10.25.10 | 2 min read | Text by Steven Aftergood

The Israeli policy of “nuclear opacity” — by which that country’s presumptive nuclear weapons program is not formally acknowledged — is examined in the new book “The Worst-Kept Secret: Israel’s Bargain with the Bomb” by Avner Cohen (Columbia University Press, October 2010).

For a variety of reasons, the author concludes that Israel’s “nuclear opacity” is obsolete and will have to be replaced, sooner or later, with a forthright acknowledgment of what everyone already believes to be the case anyway.

Cohen, an Israeli scholar who was trained as a philosopher, provides a lucid account of how nuclear opacity has “worked,” i.e. served Israeli interests, by providing the benefits of deterrence without the negative political and strategic consequences that could ensue from overt disclosure.  But its time has passed, he says.

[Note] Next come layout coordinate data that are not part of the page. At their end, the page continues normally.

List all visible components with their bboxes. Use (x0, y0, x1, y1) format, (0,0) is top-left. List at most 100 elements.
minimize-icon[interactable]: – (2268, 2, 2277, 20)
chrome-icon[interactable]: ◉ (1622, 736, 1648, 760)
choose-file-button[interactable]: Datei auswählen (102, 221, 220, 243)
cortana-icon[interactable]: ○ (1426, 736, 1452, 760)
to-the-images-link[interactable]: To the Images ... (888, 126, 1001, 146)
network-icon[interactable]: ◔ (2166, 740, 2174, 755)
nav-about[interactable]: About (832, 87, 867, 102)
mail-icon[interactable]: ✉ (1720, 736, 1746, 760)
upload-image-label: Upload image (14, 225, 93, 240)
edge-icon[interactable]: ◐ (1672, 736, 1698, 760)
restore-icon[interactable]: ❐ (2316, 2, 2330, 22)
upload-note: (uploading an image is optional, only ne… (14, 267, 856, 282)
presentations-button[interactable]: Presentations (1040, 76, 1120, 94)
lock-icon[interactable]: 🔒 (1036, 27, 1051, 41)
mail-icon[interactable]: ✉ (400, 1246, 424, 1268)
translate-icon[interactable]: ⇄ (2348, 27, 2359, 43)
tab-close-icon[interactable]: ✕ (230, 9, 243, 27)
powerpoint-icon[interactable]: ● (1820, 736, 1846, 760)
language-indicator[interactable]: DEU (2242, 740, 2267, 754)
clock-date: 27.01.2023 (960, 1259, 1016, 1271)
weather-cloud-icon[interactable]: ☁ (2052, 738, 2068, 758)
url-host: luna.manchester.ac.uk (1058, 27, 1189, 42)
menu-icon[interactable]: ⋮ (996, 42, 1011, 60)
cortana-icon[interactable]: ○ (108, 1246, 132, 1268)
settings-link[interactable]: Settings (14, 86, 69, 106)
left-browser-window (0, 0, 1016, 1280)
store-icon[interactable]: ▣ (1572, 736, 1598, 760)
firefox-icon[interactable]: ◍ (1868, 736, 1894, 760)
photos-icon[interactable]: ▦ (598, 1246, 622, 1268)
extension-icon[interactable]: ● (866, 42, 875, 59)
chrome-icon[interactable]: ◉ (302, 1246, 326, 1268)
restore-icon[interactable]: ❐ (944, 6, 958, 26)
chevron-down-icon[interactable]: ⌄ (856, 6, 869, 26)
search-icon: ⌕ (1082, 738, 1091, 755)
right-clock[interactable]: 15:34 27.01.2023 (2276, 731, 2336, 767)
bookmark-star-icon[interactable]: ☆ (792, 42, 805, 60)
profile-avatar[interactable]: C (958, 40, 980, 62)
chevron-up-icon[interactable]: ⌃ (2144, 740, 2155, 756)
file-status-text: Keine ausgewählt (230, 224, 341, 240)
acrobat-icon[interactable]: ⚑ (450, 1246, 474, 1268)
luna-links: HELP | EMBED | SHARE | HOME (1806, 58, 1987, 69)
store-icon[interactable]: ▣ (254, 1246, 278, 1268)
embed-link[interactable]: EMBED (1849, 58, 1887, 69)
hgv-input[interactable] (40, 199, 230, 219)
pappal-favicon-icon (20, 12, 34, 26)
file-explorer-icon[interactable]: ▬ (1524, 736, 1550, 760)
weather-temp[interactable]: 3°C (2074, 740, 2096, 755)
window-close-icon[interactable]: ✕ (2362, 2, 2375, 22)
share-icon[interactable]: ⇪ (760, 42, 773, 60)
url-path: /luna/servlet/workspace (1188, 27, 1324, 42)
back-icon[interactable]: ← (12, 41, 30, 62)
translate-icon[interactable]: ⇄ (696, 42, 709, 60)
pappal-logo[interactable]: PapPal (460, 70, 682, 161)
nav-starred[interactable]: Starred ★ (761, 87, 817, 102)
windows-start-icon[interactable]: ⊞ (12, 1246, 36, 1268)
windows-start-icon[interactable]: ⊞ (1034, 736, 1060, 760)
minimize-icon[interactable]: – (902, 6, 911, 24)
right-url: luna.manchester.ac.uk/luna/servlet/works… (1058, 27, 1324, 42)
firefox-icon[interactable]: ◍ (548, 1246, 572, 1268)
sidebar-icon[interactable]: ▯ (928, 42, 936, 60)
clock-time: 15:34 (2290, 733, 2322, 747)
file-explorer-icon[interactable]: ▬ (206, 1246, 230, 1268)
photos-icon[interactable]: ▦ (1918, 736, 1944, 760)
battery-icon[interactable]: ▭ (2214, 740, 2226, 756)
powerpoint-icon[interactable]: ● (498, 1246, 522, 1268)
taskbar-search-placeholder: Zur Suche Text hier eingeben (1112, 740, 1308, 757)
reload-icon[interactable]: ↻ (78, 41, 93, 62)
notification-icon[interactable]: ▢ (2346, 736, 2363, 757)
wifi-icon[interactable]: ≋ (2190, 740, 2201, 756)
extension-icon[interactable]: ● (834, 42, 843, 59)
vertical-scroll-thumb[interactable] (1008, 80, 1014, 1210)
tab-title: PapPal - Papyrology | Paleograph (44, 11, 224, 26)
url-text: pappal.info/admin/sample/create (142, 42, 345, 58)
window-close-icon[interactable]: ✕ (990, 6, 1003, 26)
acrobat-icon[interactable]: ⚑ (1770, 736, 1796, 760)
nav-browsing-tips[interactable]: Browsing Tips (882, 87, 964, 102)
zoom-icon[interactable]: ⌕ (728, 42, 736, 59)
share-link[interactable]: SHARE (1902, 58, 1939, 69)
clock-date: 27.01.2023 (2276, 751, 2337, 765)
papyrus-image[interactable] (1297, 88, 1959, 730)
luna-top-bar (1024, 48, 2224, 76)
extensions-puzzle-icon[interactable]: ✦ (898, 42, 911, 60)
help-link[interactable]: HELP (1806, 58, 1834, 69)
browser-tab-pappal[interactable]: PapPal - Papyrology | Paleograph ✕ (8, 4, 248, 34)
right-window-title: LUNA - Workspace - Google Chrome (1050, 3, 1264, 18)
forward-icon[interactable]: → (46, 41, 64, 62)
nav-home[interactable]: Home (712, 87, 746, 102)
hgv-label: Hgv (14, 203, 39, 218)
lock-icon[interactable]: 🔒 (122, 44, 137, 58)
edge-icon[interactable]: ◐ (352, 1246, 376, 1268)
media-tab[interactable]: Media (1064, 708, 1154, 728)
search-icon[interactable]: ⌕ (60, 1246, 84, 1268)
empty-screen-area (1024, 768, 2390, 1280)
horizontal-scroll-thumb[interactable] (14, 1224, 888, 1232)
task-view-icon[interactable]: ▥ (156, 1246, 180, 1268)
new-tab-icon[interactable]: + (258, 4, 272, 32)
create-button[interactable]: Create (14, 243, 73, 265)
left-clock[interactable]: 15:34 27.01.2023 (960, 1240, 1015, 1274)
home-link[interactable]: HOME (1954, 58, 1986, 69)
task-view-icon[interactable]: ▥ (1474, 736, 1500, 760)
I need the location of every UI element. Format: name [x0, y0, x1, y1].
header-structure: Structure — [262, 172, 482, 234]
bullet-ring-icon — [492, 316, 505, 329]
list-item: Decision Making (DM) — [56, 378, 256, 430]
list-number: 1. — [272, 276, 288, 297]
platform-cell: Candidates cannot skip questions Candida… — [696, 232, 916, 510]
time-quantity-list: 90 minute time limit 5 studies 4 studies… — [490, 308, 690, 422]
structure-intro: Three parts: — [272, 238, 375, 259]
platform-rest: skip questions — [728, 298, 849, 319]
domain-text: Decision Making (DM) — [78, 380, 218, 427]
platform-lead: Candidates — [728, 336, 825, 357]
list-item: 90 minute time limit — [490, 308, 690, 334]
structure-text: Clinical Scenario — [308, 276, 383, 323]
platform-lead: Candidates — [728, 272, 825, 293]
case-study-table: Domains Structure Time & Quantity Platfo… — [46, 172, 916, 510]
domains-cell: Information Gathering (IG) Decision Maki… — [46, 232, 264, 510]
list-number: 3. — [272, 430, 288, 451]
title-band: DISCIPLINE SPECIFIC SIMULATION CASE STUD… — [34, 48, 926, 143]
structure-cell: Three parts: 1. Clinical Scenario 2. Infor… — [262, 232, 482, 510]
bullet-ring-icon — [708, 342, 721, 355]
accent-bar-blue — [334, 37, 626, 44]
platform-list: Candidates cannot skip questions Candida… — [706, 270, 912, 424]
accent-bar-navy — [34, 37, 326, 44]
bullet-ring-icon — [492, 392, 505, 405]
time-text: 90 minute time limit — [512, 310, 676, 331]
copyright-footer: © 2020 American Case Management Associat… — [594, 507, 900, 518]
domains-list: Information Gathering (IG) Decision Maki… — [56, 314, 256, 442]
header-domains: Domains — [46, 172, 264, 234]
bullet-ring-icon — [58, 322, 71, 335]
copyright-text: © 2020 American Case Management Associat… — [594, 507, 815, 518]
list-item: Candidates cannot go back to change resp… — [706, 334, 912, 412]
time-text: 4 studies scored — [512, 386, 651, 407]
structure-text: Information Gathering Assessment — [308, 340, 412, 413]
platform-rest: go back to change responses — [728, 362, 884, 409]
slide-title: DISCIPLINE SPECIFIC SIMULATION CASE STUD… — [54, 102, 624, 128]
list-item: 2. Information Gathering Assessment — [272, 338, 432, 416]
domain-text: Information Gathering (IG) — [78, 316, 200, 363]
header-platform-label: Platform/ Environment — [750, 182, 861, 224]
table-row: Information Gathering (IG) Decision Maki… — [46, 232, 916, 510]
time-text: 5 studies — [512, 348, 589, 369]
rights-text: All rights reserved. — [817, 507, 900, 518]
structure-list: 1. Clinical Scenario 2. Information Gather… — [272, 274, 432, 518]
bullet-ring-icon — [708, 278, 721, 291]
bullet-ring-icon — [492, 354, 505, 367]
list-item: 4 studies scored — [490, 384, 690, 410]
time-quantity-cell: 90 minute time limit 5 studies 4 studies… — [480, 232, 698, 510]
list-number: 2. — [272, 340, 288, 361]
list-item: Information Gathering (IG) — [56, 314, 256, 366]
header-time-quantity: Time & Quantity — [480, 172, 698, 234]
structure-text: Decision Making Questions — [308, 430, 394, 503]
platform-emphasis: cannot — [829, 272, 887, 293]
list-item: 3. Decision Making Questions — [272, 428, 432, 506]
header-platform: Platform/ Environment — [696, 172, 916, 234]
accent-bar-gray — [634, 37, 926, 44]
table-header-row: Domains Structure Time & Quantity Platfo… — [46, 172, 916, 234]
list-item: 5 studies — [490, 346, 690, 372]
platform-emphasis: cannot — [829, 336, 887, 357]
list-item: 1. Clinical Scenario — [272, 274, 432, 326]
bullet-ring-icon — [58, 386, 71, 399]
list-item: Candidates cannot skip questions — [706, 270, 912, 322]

“I argue that the old Israeli bargain with the bomb has outlived its usefulness, that it has become increasingly incompatible with contemporary democratic values at home and with the growth of international norms of transparency, and that it is time for Israel and others to consider a new bargain.”  Among other things, he says, the continuing development of nuclear weapons-related technology in Iran is likely the force the issue to a new degree of clarity.

For the time being, however, there is no sign of any change in Israel’s position on the matter.  “Israel has a clear and responsible nuclear policy, and it has frequently reiterated that it will not be the first to introduce nuclear weapons into the Middle East,” David Danieli of Israel’s Atomic Energy Commission told Haaretz last month.  “Israel neither adds to nor subtracts from this statement.”

Avner Cohen’s “The Worst-Kept Secret” was reviewed recently in the New York Times and the Forward.